Prospettive. L’evoluzione di iCub è R1, un progetto nato nel 2015 all’interno dell’Istituto Ligure sempre dalla visione di Giorgio Metta. Oggi ha 18 mesi ed ha suscitato l’interesse di diversi investitori tanto da far pensare di creare uno spin off ed una sua linea di produzione. È più alto del predecessore 1.25 metri, ma si può “allungare” arrivando a 1.45 metri, è senza gambe, per muoversi ha due ruote, e non ha una volto umanoide ma un display con due occhi digitali, le sue braccia sono estensibili per arrivare a raccogliere gli oggetti da terra grazie a mani prensili sensibilissime ed ha un’autonomia di tre ore – si ricarica attraverso una semplice presa elettrica. È stato concepito per entrare nelle nostre case in modo analogo al robot del film l’uomo bicentenario del 1999.  “Anche se a me dal punto di vista della intelligenza artificiale – dice Giorgio Metta – piace molto di più Ex Machina (film del 2015, ndr) ”. R1 potrà usato come supporto per monitorare lo stato di salute delle persone senza sostituirsi all’uomo.

In un futuro non troppo lontano vedremo robot-camerieri nei locali, anzi questo sta già accadendo.
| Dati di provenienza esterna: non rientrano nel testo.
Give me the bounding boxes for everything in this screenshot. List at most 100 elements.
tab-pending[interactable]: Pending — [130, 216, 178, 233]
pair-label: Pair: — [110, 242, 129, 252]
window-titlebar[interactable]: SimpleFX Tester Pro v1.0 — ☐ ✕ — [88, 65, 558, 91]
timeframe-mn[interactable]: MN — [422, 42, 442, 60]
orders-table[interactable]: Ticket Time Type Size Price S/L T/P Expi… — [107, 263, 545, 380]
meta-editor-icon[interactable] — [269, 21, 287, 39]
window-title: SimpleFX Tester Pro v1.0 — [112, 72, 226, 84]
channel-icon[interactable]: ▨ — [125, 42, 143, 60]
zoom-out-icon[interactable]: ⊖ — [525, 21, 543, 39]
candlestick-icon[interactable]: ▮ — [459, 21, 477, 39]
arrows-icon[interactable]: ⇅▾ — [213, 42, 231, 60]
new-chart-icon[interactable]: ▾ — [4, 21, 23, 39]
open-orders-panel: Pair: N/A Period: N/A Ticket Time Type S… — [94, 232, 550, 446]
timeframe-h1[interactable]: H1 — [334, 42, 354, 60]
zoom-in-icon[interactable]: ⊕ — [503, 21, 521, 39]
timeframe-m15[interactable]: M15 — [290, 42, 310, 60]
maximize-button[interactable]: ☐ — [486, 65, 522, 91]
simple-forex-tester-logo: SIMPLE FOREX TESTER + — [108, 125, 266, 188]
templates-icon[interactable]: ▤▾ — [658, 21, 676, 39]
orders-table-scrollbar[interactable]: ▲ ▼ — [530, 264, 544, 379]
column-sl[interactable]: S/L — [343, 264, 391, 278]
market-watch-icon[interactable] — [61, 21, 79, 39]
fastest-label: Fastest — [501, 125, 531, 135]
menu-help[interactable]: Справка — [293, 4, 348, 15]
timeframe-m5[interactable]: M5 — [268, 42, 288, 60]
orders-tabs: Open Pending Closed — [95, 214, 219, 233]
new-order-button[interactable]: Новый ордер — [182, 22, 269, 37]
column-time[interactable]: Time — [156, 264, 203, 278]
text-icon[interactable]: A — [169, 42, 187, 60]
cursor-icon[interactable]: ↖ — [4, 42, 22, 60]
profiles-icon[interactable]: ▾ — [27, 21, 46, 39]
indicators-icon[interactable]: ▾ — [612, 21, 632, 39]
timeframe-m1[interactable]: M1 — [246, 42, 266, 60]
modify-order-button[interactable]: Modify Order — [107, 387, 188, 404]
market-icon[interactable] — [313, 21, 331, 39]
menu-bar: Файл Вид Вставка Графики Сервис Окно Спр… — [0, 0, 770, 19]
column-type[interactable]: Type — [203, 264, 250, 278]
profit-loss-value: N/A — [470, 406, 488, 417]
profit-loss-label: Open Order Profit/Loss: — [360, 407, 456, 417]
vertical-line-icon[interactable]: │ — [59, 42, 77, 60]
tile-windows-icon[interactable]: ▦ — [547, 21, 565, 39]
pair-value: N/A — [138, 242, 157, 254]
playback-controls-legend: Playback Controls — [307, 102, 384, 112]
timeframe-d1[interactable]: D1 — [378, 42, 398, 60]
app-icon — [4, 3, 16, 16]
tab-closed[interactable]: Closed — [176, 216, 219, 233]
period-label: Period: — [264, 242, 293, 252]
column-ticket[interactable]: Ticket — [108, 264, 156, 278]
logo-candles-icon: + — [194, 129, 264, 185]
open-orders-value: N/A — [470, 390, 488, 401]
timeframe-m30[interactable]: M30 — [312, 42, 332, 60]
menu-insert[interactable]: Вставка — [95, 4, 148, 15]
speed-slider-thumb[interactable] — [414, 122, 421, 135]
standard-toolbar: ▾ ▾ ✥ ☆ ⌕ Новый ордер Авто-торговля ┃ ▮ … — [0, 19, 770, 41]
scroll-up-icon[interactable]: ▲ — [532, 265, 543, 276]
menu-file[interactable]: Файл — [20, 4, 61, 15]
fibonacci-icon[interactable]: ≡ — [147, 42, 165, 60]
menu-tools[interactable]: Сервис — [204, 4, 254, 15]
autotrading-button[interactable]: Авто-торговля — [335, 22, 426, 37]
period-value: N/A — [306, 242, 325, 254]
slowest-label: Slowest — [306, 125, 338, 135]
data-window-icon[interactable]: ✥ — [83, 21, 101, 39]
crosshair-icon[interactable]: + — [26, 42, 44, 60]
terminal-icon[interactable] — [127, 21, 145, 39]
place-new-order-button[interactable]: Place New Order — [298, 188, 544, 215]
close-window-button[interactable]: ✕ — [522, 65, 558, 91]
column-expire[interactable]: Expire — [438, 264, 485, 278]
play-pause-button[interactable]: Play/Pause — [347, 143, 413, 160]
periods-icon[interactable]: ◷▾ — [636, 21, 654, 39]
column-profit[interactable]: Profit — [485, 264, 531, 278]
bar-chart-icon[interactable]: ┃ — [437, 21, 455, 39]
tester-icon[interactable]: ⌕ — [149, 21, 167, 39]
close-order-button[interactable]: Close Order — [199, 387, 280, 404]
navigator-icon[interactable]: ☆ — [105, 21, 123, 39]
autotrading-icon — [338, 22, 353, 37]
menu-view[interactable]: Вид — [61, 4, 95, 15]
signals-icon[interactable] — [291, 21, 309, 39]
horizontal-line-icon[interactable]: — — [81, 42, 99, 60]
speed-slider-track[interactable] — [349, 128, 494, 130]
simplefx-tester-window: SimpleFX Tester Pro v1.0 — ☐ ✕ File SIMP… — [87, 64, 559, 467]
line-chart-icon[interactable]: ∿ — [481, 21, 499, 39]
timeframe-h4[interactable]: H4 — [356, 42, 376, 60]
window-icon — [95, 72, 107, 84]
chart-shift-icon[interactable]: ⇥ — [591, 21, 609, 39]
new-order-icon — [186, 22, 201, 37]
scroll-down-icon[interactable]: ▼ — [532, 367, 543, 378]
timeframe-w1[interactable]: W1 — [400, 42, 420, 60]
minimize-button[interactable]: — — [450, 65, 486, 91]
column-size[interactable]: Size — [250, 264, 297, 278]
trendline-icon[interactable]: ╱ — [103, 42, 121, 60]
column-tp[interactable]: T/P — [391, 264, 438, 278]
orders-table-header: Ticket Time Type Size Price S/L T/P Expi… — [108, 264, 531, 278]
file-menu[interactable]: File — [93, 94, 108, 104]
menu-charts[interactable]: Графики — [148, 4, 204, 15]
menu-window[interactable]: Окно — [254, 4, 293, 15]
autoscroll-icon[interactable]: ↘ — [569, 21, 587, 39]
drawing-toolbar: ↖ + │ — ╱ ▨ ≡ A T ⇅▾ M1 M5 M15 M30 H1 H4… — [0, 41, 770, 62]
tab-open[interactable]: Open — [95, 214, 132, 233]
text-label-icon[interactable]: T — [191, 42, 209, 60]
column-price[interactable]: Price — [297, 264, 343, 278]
Business Insider riporta che in Cina robot servono già i clienti. Anche il The Wall Street Journal riporta che a Pechino, come in molte altre città dell’oriente, sono nati ristoranti che usano i robot – o jiqiren, “macchina-persone” in cinese, per servire i clienti o per cucinare. Un altro esempio dell’uso degli automi è dato dalla genovese Costa Crociere che ha recentemente imbarcato “Pepper”, il primo marinaio 2.0, a cui sono seguiti altri quattro modelli. Sono alti un 1,20 metri e pesano ciascuno 29 chili ed hanno un’autonomia di 12 ore senza aver bisogno di ricaricare le batterie. Sono dotati di sei laser, tre macchine fotografiche e sul petto ha un tablet da 10 pollici, parlano tre lingue ed hanno il compito di intrattenere gli ospiti della nave. “Ad Hong Kong – racconta Giorgio Metta -stanno immaginando Robot che diano informazioni e che si occupino di sicurezza. Essendo dotati di video camere possono essere facilmente connessi, tramite wi fi, ed in costante contatto con gli operatori della sicurezza. Ma si può facilmente immaginare che possano essere i primi a riconoscere e intervenire in situazioni pericolose”.

Ad oggi le macchine non sono in grado di manipolare l’ambiente, se non nei laboratori, e possono interagire con le persone soltanto dando informazioni a seguito di uno stimolo. Una domanda che può essere anche complessa. Ma, precisa Metta: “Non sono ancora in grado di interagire completamente con le persone, cosa che avverrà in un futuro non tanto lontano”.